I have nothing but love and respect for the Native American community. Therefore, it saddens me to have to respectfully disagree with a small, vocal group of activists who have been loudly claiming that UNM’s seal is somehow racist or a symbol of oppression. 

Unfortunately, I fear that in picking a fight over a logo design, that this may harm more important struggles for social and economic justice. There are more pressing matters than the interpretation of a picture.
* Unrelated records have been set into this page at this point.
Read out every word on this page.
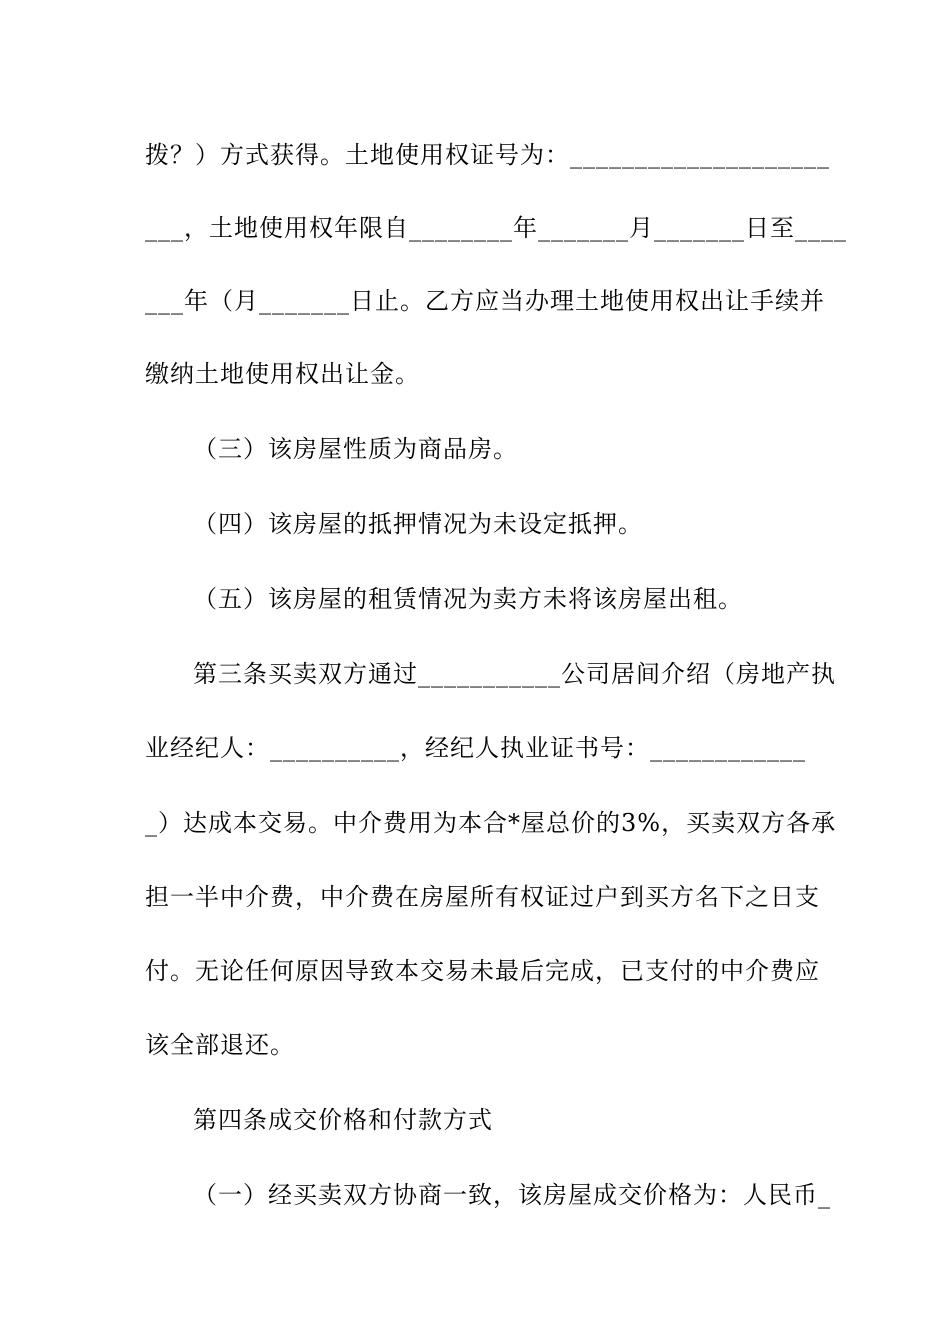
拨？）方式获得。土地使用权证号为：____________________
___，土地使用权年限自________年_______月_______日至____
___年（月_______日止。乙方应当办理土地使用权出让手续并
缴纳土地使用权出让金。
（三）该房屋性质为商品房。
（四）该房屋的抵押情况为未设定抵押。
（五）该房屋的租赁情况为卖方未将该房屋出租。
第三条买卖双方通过___________公司居间介绍（房地产执
业经纪人：__________，经纪人执业证书号：____________
_）达成本交易。中介费用为本合*屋总价的3%，买卖双方各承
担一半中介费，中介费在房屋所有权证过户到买方名下之日支
付。无论任何原因导致本交易未最后完成，已支付的中介费应
该全部退还。
第四条成交价格和付款方式
（一）经买卖双方协商一致，该房屋成交价格为：人民币_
Now, specifically, with respect to the seal, it contains an image of a frontiersman on the left and a Spanish soldier on the right. It is not clear to me how Mr. Estes and other opponents objecting to this imagery have determined that either of the individuals depicted on the seal are guilty of racism, oppression, etc. Many frontiersmen and Spanish soldiers coexisted peacefully with Native American populations. 

To assume that all frontiersmen and all Spanish soldiers killed or mistreated the Native American population is itself a racist assumption. Racism is a belief that all members of a particular genetic group possess certain negative traits which may actually only be found in a few individuals. 

We should not generalize and assume that all or even most frontiersmen were racists or oppressors. We likewise should not assume that all or most Spanish soldiers and colonists were this way either. Far from it. There were plenty of honest and respectable individuals in these groups who treated Native Americans fairly. These individuals, and their descendants, ultimately helped to build the City of Albuquerque, and the University of New Mexico.

Large numbers of Native Americans have attended UNM throughout the decades since this seal existed and do not appear to have objected or found the seal offensive. Have these protesters even conducted polls in their own communities to find out about how people really feel?

Like President Frank, I believe that a dialogue should be had on this issue, but at present, there mainly appears to be inflammatory rhetoric, rather than fair and even-handed discussion. I hope there can be more of that.